Costruire sulle rovine. Rita Capezzuto analizza le strategie attuate per riportare vita alla città.
Ci sono luoghi comuni che legano città pesantemente danneggiate in tempi più o meno recenti dalla guerra. Uno di questi è la sarcastica affermazione che tanto Berlino quanto Beirut sono state distrutte due volte: la prima volta dai bombardamenti, la seconda dalla ricostruzione. La frase è a effetto, ma rende bene la complessità di posizioni culturali e strategie che si delineano davanti alla ricomposizione di aree urbane devastate e inquietantemente private della loro identità. Se non ci fossero di mezzo colossali interessi economici, si potrebbe anche trovare qualche debole legittimazione a interventi urbanistici brutali e dire che le amnesie storiche servono a cancellare un passato doloroso.
Difficile comunque ricorrere a questa motivazione quando la storia è tanta, e stratificata con implacabile evidenza e ricchezza, come a Beirut. Lungo la Green Line (4,5 chilometri) – una denominazione quasi romantica per indicare nel centro città la zona di confine est-ovest dove per quindici anni la guerra civile tra cristiani e musulmani si è scatenata con tanta violenza – le faglie archeologiche, il tessuto storico e le sopravvivenze edilizie erano troppo importanti per procedere a un’avvilente tabula rasa.
Solidere, la società fondiaria e immobiliare incaricata della ricostruzione del Central District, se n’è resa conto subito. Alla fine del conflitto, il primo master plan del 1991, elaborato dall’architetto Henri Eddé, non rendeva giustizia alle preesistenze e venne quindi subito corretto con un secondo piano, del 1993, più sensibile alla salvaguardia dell’antico e al recupero dell’individualità vitale della zona. Nel frattempo, tuttavia, quello che restava dei suk (già in parte demoliti nel 1983) era stato raso al suolo nel 1992, e molte altre rovine erano state rimosse. Con le macerie era stata creata una penisola a nord, che aumentava il terreno edificabile ma modificava fortemente la naturale linea costiera.
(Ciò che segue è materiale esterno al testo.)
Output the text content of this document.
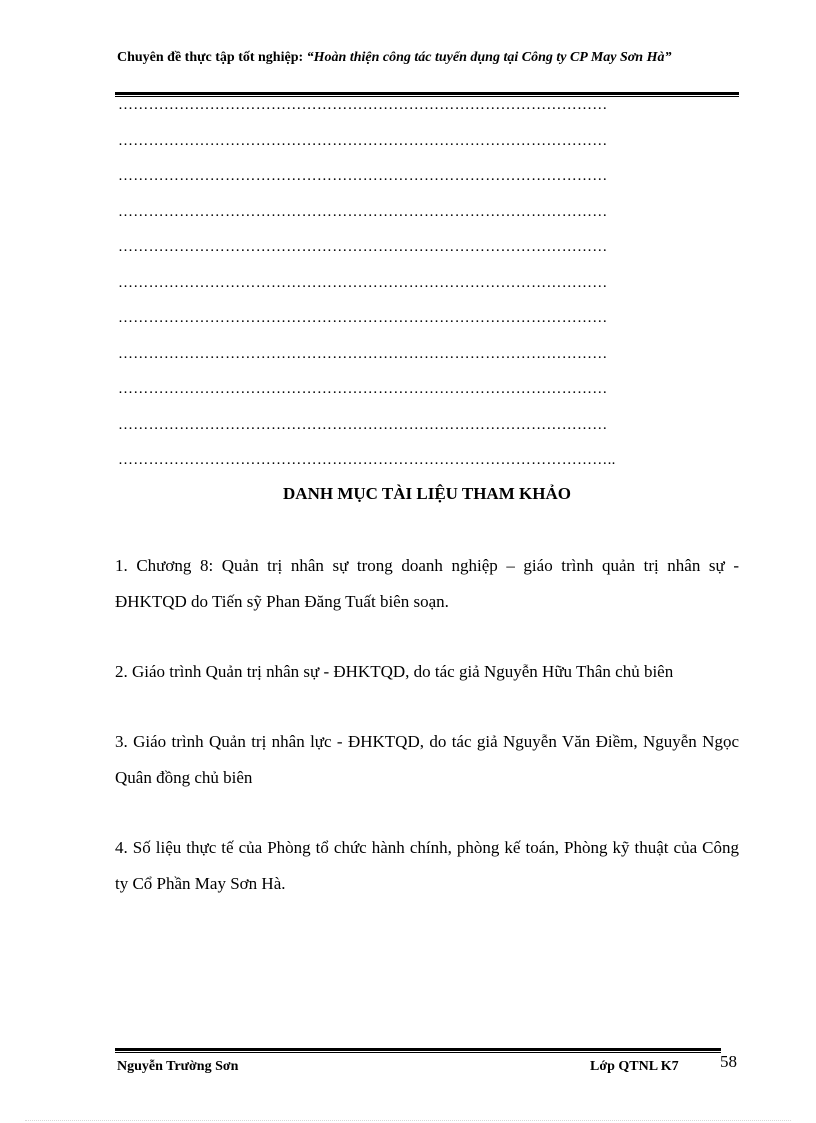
Chuyên đề thực tập tốt nghiệp: “Hoàn thiện công tác tuyển dụng tại Công ty CP May Sơn Hà”
……………………………………………………………………………………
……………………………………………………………………………………
……………………………………………………………………………………
……………………………………………………………………………………
……………………………………………………………………………………
……………………………………………………………………………………
……………………………………………………………………………………
……………………………………………………………………………………
……………………………………………………………………………………
……………………………………………………………………………………
……………………………………………………………………………………..
DANH MỤC TÀI LIỆU THAM KHẢO
1. Chương 8: Quản trị nhân sự trong doanh nghiệp – giáo trình quản trị nhân sự - ĐHKTQD do Tiến sỹ Phan Đăng Tuất biên soạn.
2. Giáo trình Quản trị nhân sự - ĐHKTQD, do tác giả Nguyễn Hữu Thân chủ biên
3. Giáo trình Quản trị nhân lực - ĐHKTQD, do tác giả Nguyễn Văn Điềm, Nguyễn Ngọc Quân đồng chủ biên
4. Số liệu thực tế của Phòng tổ chức hành chính, phòng kế toán, Phòng kỹ thuật của Công ty Cổ Phần May Sơn Hà.
Nguyễn Trường Sơn	Lớp QTNL K7 58
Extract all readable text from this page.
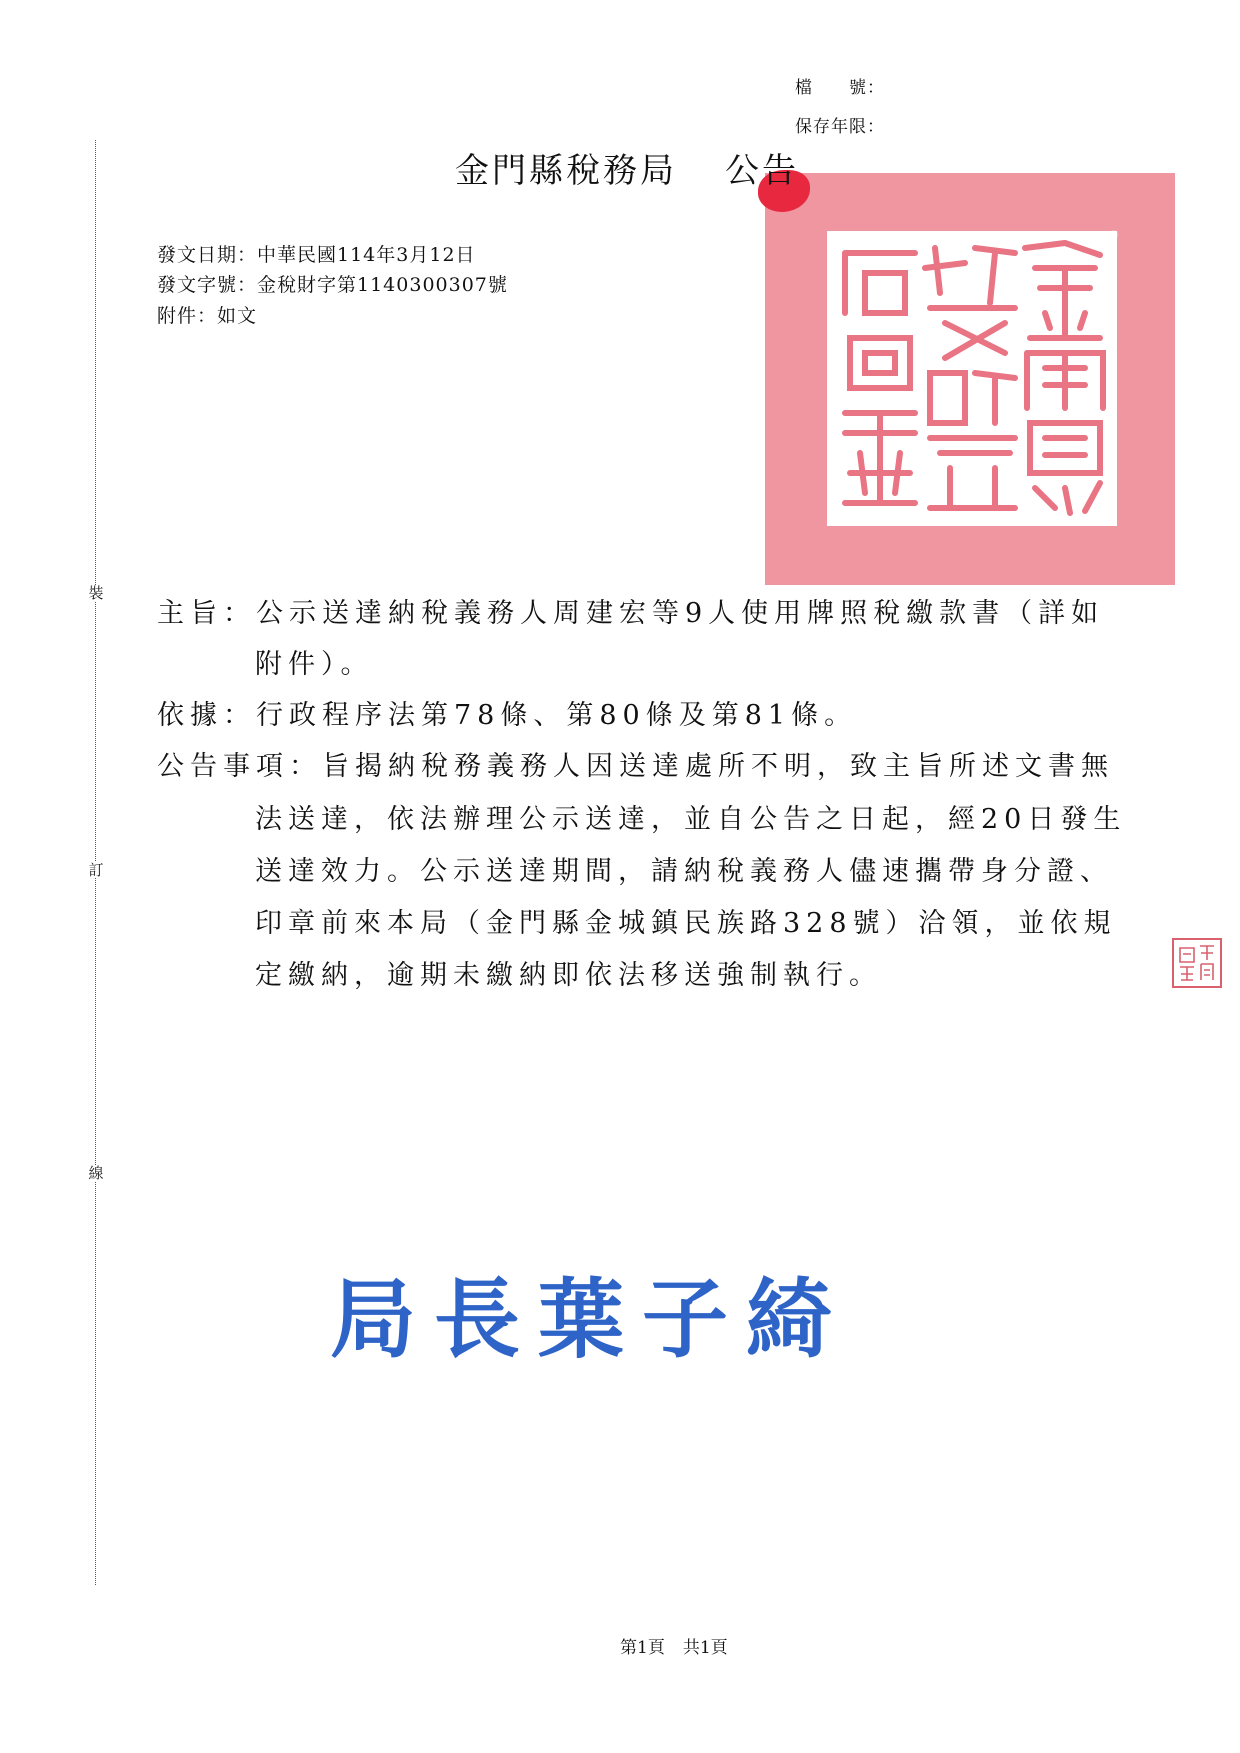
裝
訂
線
檔　　號：
保存年限：
金門縣稅務局 公告
發文日期：中華民國114年3月12日
發文字號：金稅財字第1140300307號
附件：如文
主旨：公示送達納稅義務人周建宏等9人使用牌照稅繳款書（詳如
附件）。
依據：行政程序法第78條、第80條及第81條。
公告事項：旨揭納稅務義務人因送達處所不明，致主旨所述文書無
法送達，依法辦理公示送達，並自公告之日起，經20日發生
送達效力。公示送達期間，請納稅義務人儘速攜帶身分證、
印章前來本局（金門縣金城鎮民族路328號）洽領，並依規
定繳納，逾期未繳納即依法移送強制執行。
局長葉子綺
第1頁 共1頁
Sono passati dieci anni: l’impatto che si ha ora con il Central District, un’area di 1.200.000 metri quadri, è quello di un puzzle che, a macchie, viene faticosamente riassemblato. Ci sono gli eleganti isolati filologicamente restaurati, intorno a Place de l’Etoile, dove negozi di lusso e ristoranti corrispondono ai desiderata di Solidere di creare un centro “per lo shopping e il divertimento”. In questi edifici in pietra giallo-rosata con alti portici, uffici e abitazioni sono palesemente indirizzati a una classe abbiente.
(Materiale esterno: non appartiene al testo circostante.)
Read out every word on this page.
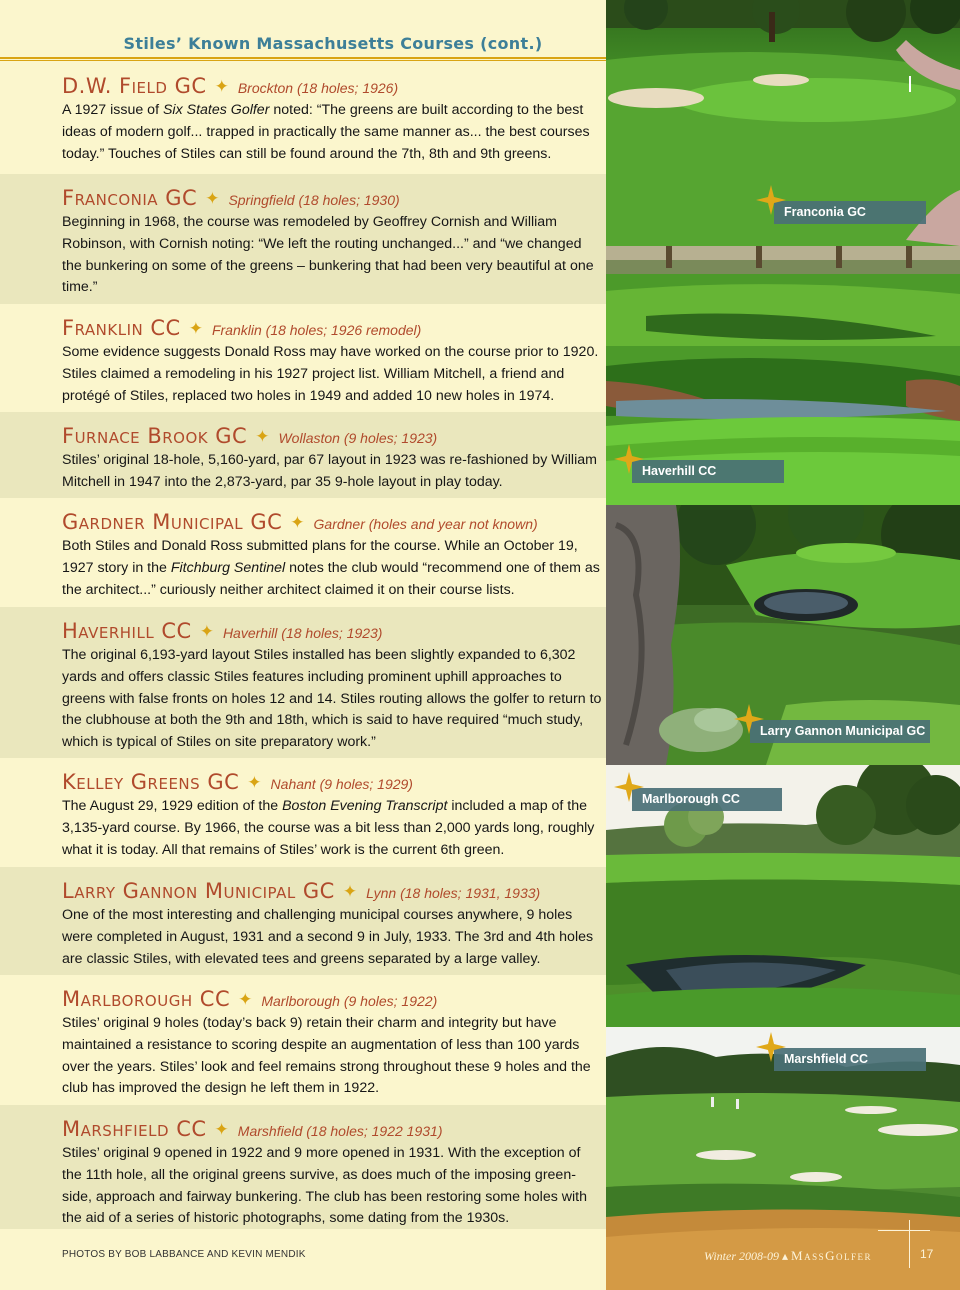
Stiles’ Known Massachusetts Courses (cont.)
D.W. Field GC ✦ Brockton (18 holes; 1926)

A 1927 issue of Six States Golfer noted: “The greens are built according to the best ideas of modern golf... trapped in practically the same manner as... the best courses today.” Touches of Stiles can still be found around the 7th, 8th and 9th greens.

Franconia GC ✦ Springfield (18 holes; 1930)

Beginning in 1968, the course was remodeled by Geoffrey Cornish and William Robinson, with Cornish noting: “We left the routing unchanged...” and “we changed the bunkering on some of the greens – bunkering that had been very beautiful at one time.”

Franklin CC ✦ Franklin (18 holes; 1926 remodel)

Some evidence suggests Donald Ross may have worked on the course prior to 1920. Stiles claimed a remodeling in his 1927 project list. William Mitchell, a friend and protégé of Stiles, replaced two holes in 1949 and added 10 new holes in 1974.

Furnace Brook GC ✦ Wollaston (9 holes; 1923)

Stiles’ original 18-hole, 5,160-yard, par 67 layout in 1923 was re-fashioned by William Mitchell in 1947 into the 2,873-yard, par 35 9-hole layout in play today.

Gardner Municipal GC ✦ Gardner (holes and year not known)

Both Stiles and Donald Ross submitted plans for the course. While an October 19, 1927 story in the Fitchburg Sentinel notes the club would “recommend one of them as the architect...” curiously neither architect claimed it on their course lists.

Haverhill CC ✦ Haverhill (18 holes; 1923)

The original 6,193-yard layout Stiles installed has been slightly expanded to 6,302 yards and offers classic Stiles features including prominent uphill approaches to greens with false fronts on holes 12 and 14. Stiles routing allows the golfer to return to the clubhouse at both the 9th and 18th, which is said to have required “much study, which is typical of Stiles on site preparatory work.”

Kelley Greens GC ✦ Nahant (9 holes; 1929)

The August 29, 1929 edition of the Boston Evening Transcript included a map of the 3,135-yard course. By 1966, the course was a bit less than 2,000 yards long, roughly what it is today. All that remains of Stiles’ work is the current 6th green.

Larry Gannon Municipal GC ✦ Lynn (18 holes; 1931, 1933)

One of the most interesting and challenging municipal courses anywhere, 9 holes were completed in August, 1931 and a second 9 in July, 1933. The 3rd and 4th holes are classic Stiles, with elevated tees and greens separated by a large valley.

Marlborough CC ✦ Marlborough (9 holes; 1922)

Stiles’ original 9 holes (today’s back 9) retain their charm and integrity but have maintained a resistance to scoring despite an augmentation of less than 100 yards over the years. Stiles’ look and feel remains strong throughout these 9 holes and the club has improved the design he left them in 1922.

Marshfield CC ✦ Marshfield (18 holes; 1922 1931)

Stiles’ original 9 opened in 1922 and 9 more opened in 1931. With the exception of the 11th hole, all the original greens survive, as does much of the imposing green-side, approach and fairway bunkering. The club has been restoring some holes with the aid of a series of historic photographs, some dating from the 1930s.

PHOTOS BY BOB LABBANCE AND KEVIN MENDIK
Franconia GC
Haverhill CC
Larry Gannon Municipal GC
Marlborough CC
Marshfield CC
Winter 2008-09 ▴ MassGolfer	17
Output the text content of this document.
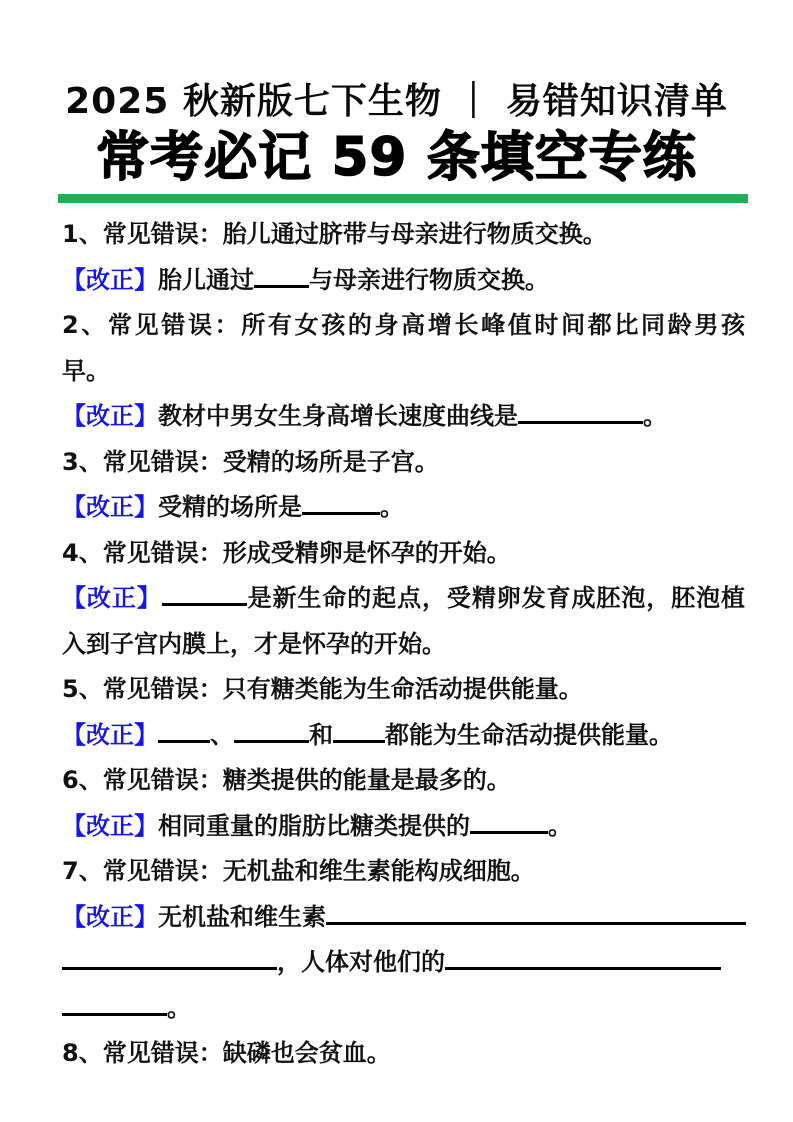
2025 秋新版七下生物 ｜ 易错知识清单
常考必记 59 条填空专练
1、常见错误：胎儿通过脐带与母亲进行物质交换。
【改正】胎儿通过 与母亲进行物质交换。
2、常见错误：所有女孩的身高增长峰值时间都比同龄男孩
早。
【改正】教材中男女生身高增长速度曲线是	。
3、常见错误：受精的场所是子宫。
【改正】受精的场所是	。
4、常见错误：形成受精卵是怀孕的开始。
【改正】	是新生命的起点，受精卵发育成胚泡，胚泡植
入到子宫内膜上，才是怀孕的开始。
5、常见错误：只有糖类能为生命活动提供能量。
【改正】 、	和 都能为生命活动提供能量。
6、常见错误：糖类提供的能量是最多的。
【改正】相同重量的脂肪比糖类提供的	。
7、常见错误：无机盐和维生素能构成细胞。
【改正】无机盐和维生素
，人体对他们的
。
8、常见错误：缺磷也会贫血。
Ci sono aree in attesa di ripristino, con resti di muri ancora sforacchiati dai proiettili e invasi dalla vegetazione, o scheletri spettrali, come quello in cemento della Murr Tower, dove una volta si appostavano i cecchini. La grande, e un tempo nodale, Place des Martyrs è uno spiazzo informe, circondato da strade a veloce scorrimento: unico elemento di riferimento è l’ex cinema Opéra, degli anni Trenta, restaurato e occupato da un Virgin Megastore. Per il riassetto di questa piazza Solidere sta pensando a un concorso internazionale a inviti.
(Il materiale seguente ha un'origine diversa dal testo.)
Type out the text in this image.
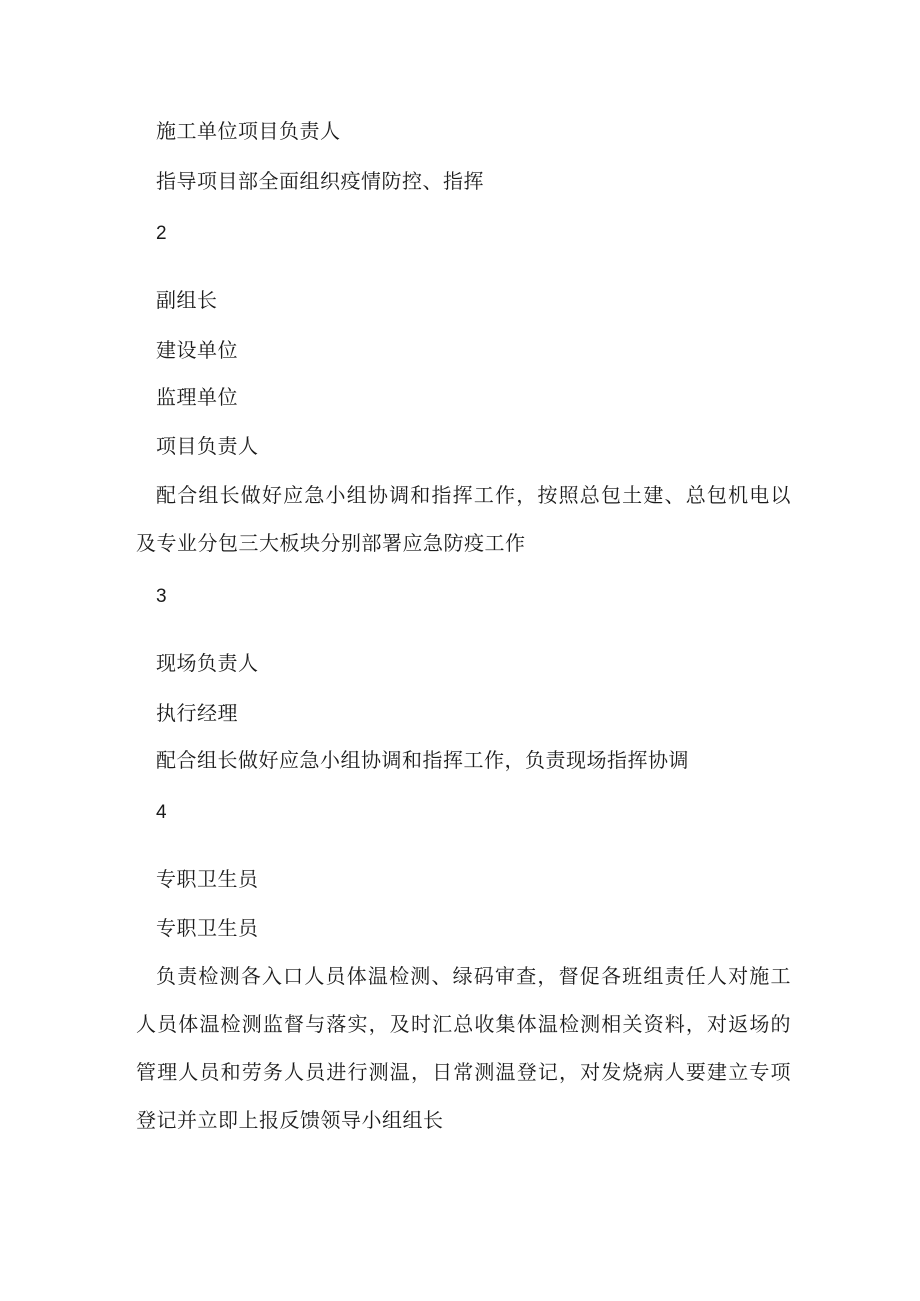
施工单位项目负责人
指导项目部全面组织疫情防控、指挥
2
副组长
建设单位
监理单位
项目负责人

配合组长做好应急小组协调和指挥工作，按照总包土建、总包机电以及专业分包三大板块分别部署应急防疫工作

3
现场负责人
执行经理
配合组长做好应急小组协调和指挥工作，负责现场指挥协调
4
专职卫生员
专职卫生员

负责检测各入口人员体温检测、绿码审查，督促各班组责任人对施工人员体温检测监督与落实，及时汇总收集体温检测相关资料，对返场的管理人员和劳务人员进行测温，日常测温登记，对发烧病人要建立专项登记并立即上报反馈领导小组组长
Ci sono poi i cantieri: quelli di recente recentemente terminati, come nel caso del restauro della moschea Emir Munzer, del periodo omayade e mamelucco, e quelli bloccati da anni, come i nuovi suk, disegnati da Rafael Moneo nel 1996 e fermi alla fase di scavo; due anni di ritardo per problemi normativi, relativi a quella che Angus Gavin, manager dell’urban development division di Solidere, definisce “la più grande concentrazione della città di negozi e attività ricreative”. Si aspetta un decreto speciale del Consiglio dei Ministri per la ripresa dei lavori. È un progetto focale per la rivitalizzazione del centro urbano, soprattutto per il significato di forte aggregazione sociale che questa struttura tradizionale riveste nei Paesi medio-orientali. Vicino ai suk di Moneo sorgeranno anche quelli dell’oro e dei gioielli, affidati a Kevin Dash, architetto concordemente apprezzato a Beirut per il nuovo edificio della Audi Bank, a pochi isolati di distanza. Le opere nel sottosuolo del grande impianto commerciale, incluso un parcheggio per duemila auto, sono già state realizzate e il primo lotto dell’edificazione sarà probabilmente consegnato alla fine del 2004.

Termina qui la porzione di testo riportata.